WHO aims to vaccinate 40,000 children in Gaza Strip

The World Health Organization (WHO) said on Wednesday that it aims to vaccinate more than 40,000 children against various diseases in Gaza, as it takes advantage of the recent ceasefire.
The WHO and its partners already vaccinated over 10,000 children under the age of three in the first eight days of an initial phase of the campaign launched on November 9.
WHO chief Tedros Adhanom Ghebreyesus said phase one of the program has been extended until Saturday and hopes to protect children against measles, mumps, rubella, diphtheria, tetanus, whooping cough, hepatitis B, tuberculosis, polio, rotavirus and pneumonia.
Phases two and three of the campaign, which is being conducted in collaboration with UNICEF, the UN agency for Palestinian refugees (UNRWA) and the health ministry in Gaza, are planned for December and January.
The WHO chief said he was “encouraged to see that the ceasefire continues to hold, as it allows the WHO and its partners to intensify essential health services across Gaza and support the necessary re-equipment and reconstruction of its devastated health system.”
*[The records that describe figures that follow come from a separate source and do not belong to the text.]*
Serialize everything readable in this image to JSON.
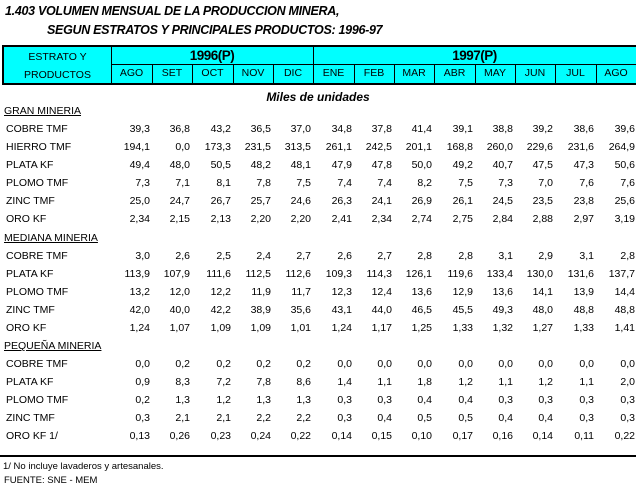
{
  "title": {
    "line1": "1.403  VOLUMEN MENSUAL DE LA PRODUCCION MINERA,",
    "line2": "SEGUN ESTRATOS Y PRINCIPALES PRODUCTOS: 1996-97"
  },
  "header": {
    "stub_line1": "ESTRATO Y",
    "stub_line2": "PRODUCTOS",
    "year1": "1996(P)",
    "year2": "1997(P)",
    "months": [
      "AGO",
      "SET",
      "OCT",
      "NOV",
      "DIC",
      "ENE",
      "FEB",
      "MAR",
      "ABR",
      "MAY",
      "JUN",
      "JUL",
      "AGO"
    ],
    "bg_color": "#00ffff"
  },
  "unit": "Miles de unidades",
  "sections": [
    {
      "name": "GRAN MINERIA",
      "rows": [
        {
          "label": "COBRE TMF",
          "values": [
            "39,3",
            "36,8",
            "43,2",
            "36,5",
            "37,0",
            "34,8",
            "37,8",
            "41,4",
            "39,1",
            "38,8",
            "39,2",
            "38,6",
            "39,6"
          ]
        },
        {
          "label": "HIERRO TMF",
          "values": [
            "194,1",
            "0,0",
            "173,3",
            "231,5",
            "313,5",
            "261,1",
            "242,5",
            "201,1",
            "168,8",
            "260,0",
            "229,6",
            "231,6",
            "264,9"
          ]
        },
        {
          "label": "PLATA KF",
          "values": [
            "49,4",
            "48,0",
            "50,5",
            "48,2",
            "48,1",
            "47,9",
            "47,8",
            "50,0",
            "49,2",
            "40,7",
            "47,5",
            "47,3",
            "50,6"
          ]
        },
        {
          "label": "PLOMO TMF",
          "values": [
            "7,3",
            "7,1",
            "8,1",
            "7,8",
            "7,5",
            "7,4",
            "7,4",
            "8,2",
            "7,5",
            "7,3",
            "7,0",
            "7,6",
            "7,6"
          ]
        },
        {
          "label": "ZINC TMF",
          "values": [
            "25,0",
            "24,7",
            "26,7",
            "25,7",
            "24,6",
            "26,3",
            "24,1",
            "26,9",
            "26,1",
            "24,5",
            "23,5",
            "23,8",
            "25,6"
          ]
        },
        {
          "label": "ORO KF",
          "values": [
            "2,34",
            "2,15",
            "2,13",
            "2,20",
            "2,20",
            "2,41",
            "2,34",
            "2,74",
            "2,75",
            "2,84",
            "2,88",
            "2,97",
            "3,19"
          ]
        }
      ]
    },
    {
      "name": "MEDIANA MINERIA",
      "rows": [
        {
          "label": "COBRE TMF",
          "values": [
            "3,0",
            "2,6",
            "2,5",
            "2,4",
            "2,7",
            "2,6",
            "2,7",
            "2,8",
            "2,8",
            "3,1",
            "2,9",
            "3,1",
            "2,8"
          ]
        },
        {
          "label": "PLATA KF",
          "values": [
            "113,9",
            "107,9",
            "111,6",
            "112,5",
            "112,6",
            "109,3",
            "114,3",
            "126,1",
            "119,6",
            "133,4",
            "130,0",
            "131,6",
            "137,7"
          ]
        },
        {
          "label": "PLOMO TMF",
          "values": [
            "13,2",
            "12,0",
            "12,2",
            "11,9",
            "11,7",
            "12,3",
            "12,4",
            "13,6",
            "12,9",
            "13,6",
            "14,1",
            "13,9",
            "14,4"
          ]
        },
        {
          "label": "ZINC TMF",
          "values": [
            "42,0",
            "40,0",
            "42,2",
            "38,9",
            "35,6",
            "43,1",
            "44,0",
            "46,5",
            "45,5",
            "49,3",
            "48,0",
            "48,8",
            "48,8"
          ]
        },
        {
          "label": "ORO KF",
          "values": [
            "1,24",
            "1,07",
            "1,09",
            "1,09",
            "1,01",
            "1,24",
            "1,17",
            "1,25",
            "1,33",
            "1,32",
            "1,27",
            "1,33",
            "1,41"
          ]
        }
      ]
    },
    {
      "name": "PEQUEÑA MINERIA",
      "rows": [
        {
          "label": "COBRE TMF",
          "values": [
            "0,0",
            "0,2",
            "0,2",
            "0,2",
            "0,2",
            "0,0",
            "0,0",
            "0,0",
            "0,0",
            "0,0",
            "0,0",
            "0,0",
            "0,0"
          ]
        },
        {
          "label": "PLATA KF",
          "values": [
            "0,9",
            "8,3",
            "7,2",
            "7,8",
            "8,6",
            "1,4",
            "1,1",
            "1,8",
            "1,2",
            "1,1",
            "1,2",
            "1,1",
            "2,0"
          ]
        },
        {
          "label": "PLOMO TMF",
          "values": [
            "0,2",
            "1,3",
            "1,2",
            "1,3",
            "1,3",
            "0,3",
            "0,3",
            "0,4",
            "0,4",
            "0,3",
            "0,3",
            "0,3",
            "0,3"
          ]
        },
        {
          "label": "ZINC TMF",
          "values": [
            "0,3",
            "2,1",
            "2,1",
            "2,2",
            "2,2",
            "0,3",
            "0,4",
            "0,5",
            "0,5",
            "0,4",
            "0,4",
            "0,3",
            "0,3"
          ]
        },
        {
          "label": "ORO KF 1/",
          "values": [
            "0,13",
            "0,26",
            "0,23",
            "0,24",
            "0,22",
            "0,14",
            "0,15",
            "0,10",
            "0,17",
            "0,16",
            "0,14",
            "0,11",
            "0,22"
          ]
        }
      ]
    }
  ],
  "footnote": "1/ No incluye lavaderos y artesanales.",
  "source": "FUENTE: SNE - MEM"
}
The UN Security Council voted on Monday to endorse the plan of US President Donald Trump, which facilitated the establishment of a ceasefire on October 10 between Israel and Hamas in the Gaza Strip.
The truce has already been marked by several outbreaks of violence in the Palestinian territory, devastated by over two years of hostilities that began on October 7, 2023.
Israel has killed more than 69,500 Palestinians in the territory, mostly women and children, according to Gaza’s health ministry and the UN.